Tuesday, June 12, 2012

Slow and Lackadaisical



In just the fourth time in 30 years Congress will vote on whether to hold an executive branch member in contempt of Congress.  Attorney General Eric Holder has refused to turn over tens of thousands of pages of documents on operation Fast and Furious including materials created after the Justice Department wrote a letter to Congress saying no gunwalking had occurred.  Holder also claimed during congressional testimony that internal Justice Department emails that used the phrase “Fast and Furious” do not refer to operation Fast and Furious.  So you can understand why Republicans are dubious that Holder will get to the bottom of the White House national security leaks, or if he does they doubt he will share that knowledge with Congress.  It's been over a year and a half since Border Agent Brian Terry was gunned down by drug cartel members whose AK-47s were supplied by the Justice Department and the family still doesn't have any answers as to how and why this could happen.  The hundreds of Mexican citizens also killed with thousands of Justice Department supplied weapons have no answers.  No one has been fired, no one has been held accountable.


We really don't need to dig very deep to find out who leaked the information about the kill list and Stuxnet.  Obama finds it "very offensive" that anyone would suggest that the leaks come from his White House but the New York Times who wrote those stories actually say it was the White House that supplied the leaks.  From the kill list article:
In interviews with The New York Times, three dozen of his current and former advisers described Mr. Obama’s evolution since taking on the role, without precedent in presidential history, of personally overseeing the shadow war with Al Qaeda.

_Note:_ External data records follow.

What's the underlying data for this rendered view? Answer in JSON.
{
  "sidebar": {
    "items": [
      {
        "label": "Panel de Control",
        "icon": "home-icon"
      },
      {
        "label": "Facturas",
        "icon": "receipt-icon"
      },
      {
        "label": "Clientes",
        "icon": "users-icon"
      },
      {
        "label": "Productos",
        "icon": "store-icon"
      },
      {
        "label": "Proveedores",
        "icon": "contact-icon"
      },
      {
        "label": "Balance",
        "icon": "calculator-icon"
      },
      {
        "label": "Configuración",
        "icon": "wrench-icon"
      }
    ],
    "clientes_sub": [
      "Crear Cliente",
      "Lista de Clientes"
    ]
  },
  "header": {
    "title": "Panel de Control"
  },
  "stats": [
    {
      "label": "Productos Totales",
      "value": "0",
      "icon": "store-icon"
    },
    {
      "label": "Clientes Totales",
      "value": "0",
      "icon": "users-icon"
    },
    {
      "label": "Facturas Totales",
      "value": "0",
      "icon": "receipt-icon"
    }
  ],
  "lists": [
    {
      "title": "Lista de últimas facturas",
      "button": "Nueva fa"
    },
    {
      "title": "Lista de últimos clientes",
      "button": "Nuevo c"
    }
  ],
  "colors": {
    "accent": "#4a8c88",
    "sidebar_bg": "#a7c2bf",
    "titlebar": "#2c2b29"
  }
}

The article quotes former White House chief-of-staff Bill Daley confirming the kill list and describing how names are added to it.  National security adviser Thomas Donilon and former national intelligence director Dennis Blair are quoted.  From the Stuxnet article describing a conversation in the White House Situation Room the Times quotes Obama:
'Should we shut this thing down?’ Mr. Obama asked, according to members of the president's national security team who were in the room.
Obama is waging a war on whistle blowers while leaking national security secrets.  At the very same time he's telling federal courts that these programs are so secret that they can't even be confirmed much less disclosed or judicially reviewed.  Condemning water boarding while maintaining a kill list. Scuttlebutt says Leon Panetta actually told the White House to "Shut the fuck up" after disclosures about the raid that killed Osama.  The idea that Stonewall Holder will out the leakers much less prosecute them is as ludicrous as thinking Obama would put the nation's interests and peoples lives ahead of a few minutes of favorable press.